The fab 5. Only Blanche is still in town but I'm going to trade her.


----------



## Neu (Aug 29, 2013)

Initial 5:


Spoiler



Drift
Tabby
Butch
Bettina
Velma


Next 5:


Spoiler



Renee
Barold
Colton (moved out)
Mitzi
Purrl


i saw similar thread, but it's not ACNL.
here, this one: http://www.belltreeforums.com/showthread.php?76512-Your-Original-Six-Villagers&p=1631342#post1631342


----------



## FayeKittie (Aug 29, 2013)

Daisy
Sprinkle
Buck
Drake
Francine

I still have Buck, Francine and Sprinkle


----------



## Nangwaya (Aug 29, 2013)

Boone
Lucky
Vesta
Pate
Vic

The are all still here.


----------



## StarryACNL (Aug 29, 2013)

hamlet
kitt
wolfgang
pudge
portia
Pudge left and Wolfgang is moving on the 31st!

Next five were:
Shep
Annabelle
Cherry
Fang and 
Annicotti

Fang and Annicotti left!


----------



## matt (Aug 29, 2013)

Peaches, Drago, Chief, Scoot, Claudia,


----------



## Brackets (Aug 29, 2013)

Kid cat, Patty, Soleil, Melba, Marcel


----------



## Puuhi (Aug 29, 2013)

Vesta, Wendy, Filbert, Camofrog and Antonio. Loved all of them.  Next five were Blaire, Zell, Frita, Ren?e and Lucha.


----------



## Gizmodo (Aug 29, 2013)

^I LOVE your original 5. 2 sheep!! aw

Mitzi
Apple
Stinky
Willow
Rolf

I have a great starting five
i then got: Lopez, Vesta, Muffy, Freya & Stitches

Had my file for a month and a week, none have moved yet, need to get all their pics first (have 7/10)


----------



## superheroantics (Aug 29, 2013)

Rhonda
Pecan
Genji
Tammi
Lily

All long one.


----------



## Campy (Aug 29, 2013)

I started with:

Molly
Sprinkle
Walker
Rooney
Broffina

The first three are still in my town! Going to let go of Molly once I get Sydney though, I wouldn't want three normals (I also have Goldie) due to the convos getting reaaally repetitive after a while.


----------



## brandikay (Aug 29, 2013)

Chrissy, Cyrano, Punchy, Becky, and Charlise

A bunch of lameos lol D;


----------



## hanzy (Aug 29, 2013)

Benjamin
Kabuki
Dotty
Poppy
Hamlet

Poppy moved out in a TT accident ;-; and I traded Hamlet for Mira ^^


----------



## Super Serious Gal 3 (Aug 29, 2013)

Started with:

Gruff
Beau
Tammi
Nana
Snake


----------



## han (Aug 29, 2013)

Stitches
Puddles
Mott
Rasher
Naomi

Not that great except Stitches.

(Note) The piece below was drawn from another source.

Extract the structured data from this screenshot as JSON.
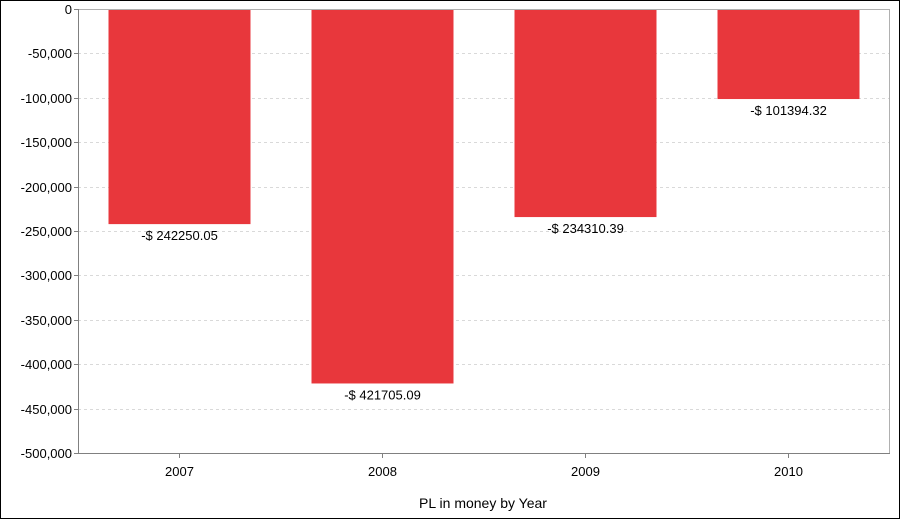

Next 5 were: Maple, Julian, Phoebe, Apollo, Bob


----------



## Vida (Aug 29, 2013)

My starters were:

-Sterling
-Anicotti
-Soleil
-Del
-Lolly

Not that great overall xD


----------



## charmed girl (Aug 29, 2013)

My starter 5 were:
Greta
Pate
Buck
Midge 
Curt.

Only Greta has moved away I still have the rest plus I have Monique, Pecan, Kyle, Peck and Clay


----------



## EniracY (Aug 29, 2013)

Erm ... not sure I can remember ...

Monique
Tabby
Walt
Cally
aaand ...  Tucker!

Monique, Tabby and Tucker are still with me. Tucker won't leave ?_? I don't like him.


----------



## lucindaa (Aug 29, 2013)

My first five were Bluebear, Mitzi, Friga, Prince and Hopper

Then Sheldon, Ren?e, Ed, Muffy and O'Hare

Only Hopper and Sheldon have moved out so far and I still haven't gotten a new villager to replace Sheldon


----------



## matoki (Aug 29, 2013)

Erik
Hamlet
Merry 
Tom
Peaches

still have them all except Peaches


----------



## Miggi (Aug 29, 2013)

From left to the right: Tangy, Drago, Rudy, Vic, and Jambette. I hate Jambette, but I like the rest a lot!


----------



## autumnleavesxo (Aug 29, 2013)

I only downloaded the game late last night, and made my town today! So, my starters are the only ones I have right now and they're *Kiki, Purrl, Moe, Elvis and Peck!*
I love the cats, so I'm mega happy that I started with 3!


----------



## yourlilemogirl (Aug 29, 2013)

I started out with Twiggy, Rizzo, Bob, Ankha, and Coach.
All of them are still in my town, save for Rizzo, who's moving out in a few days.


----------



## Chris (Aug 29, 2013)

*Hanamura*

Peanut
Filbert
Vesta
Tiffany
Chow

*Konohana*

Freya
Doc
Tia
Roscoe
Bluebear


----------



## TheResult (Aug 29, 2013)

Argyle's Original Five:

- Purrl
- Elmer
- Merengue
- Cobb
- Rocco


----------



## Brynnda (Aug 29, 2013)

Rowan, Purrl, Pompom, Lily, and Big Top.

EDIT: Decided to restart. My new first 5 residents are Broccolo, Cheri, Nan, Frank, and Bill. I wish I could get Rowan and Purrl back, and replace Frank and Bill with them!


----------



## Seravee (Aug 29, 2013)

Still have all of them - Rory, Chester, T-Bone, Caroline, and Broffina


----------



## amybear91 (Aug 29, 2013)

Prince, Elvis, Lolly, Francine and I can't actually remember who the 5th one was, oops


----------



## kathyceeiscool (Aug 29, 2013)

Greta, Stitches, Agent S, Ava & Biff. I plan on keeping Agent S & Stitches.


----------



## fl0ra (Aug 29, 2013)

Moe, Maple, Teddy, Truffles, and Baabara.


----------



## Gizmodo (Aug 29, 2013)

fl0ra said:


> Moe, Maple, Teddy, Truffles, and Baabara.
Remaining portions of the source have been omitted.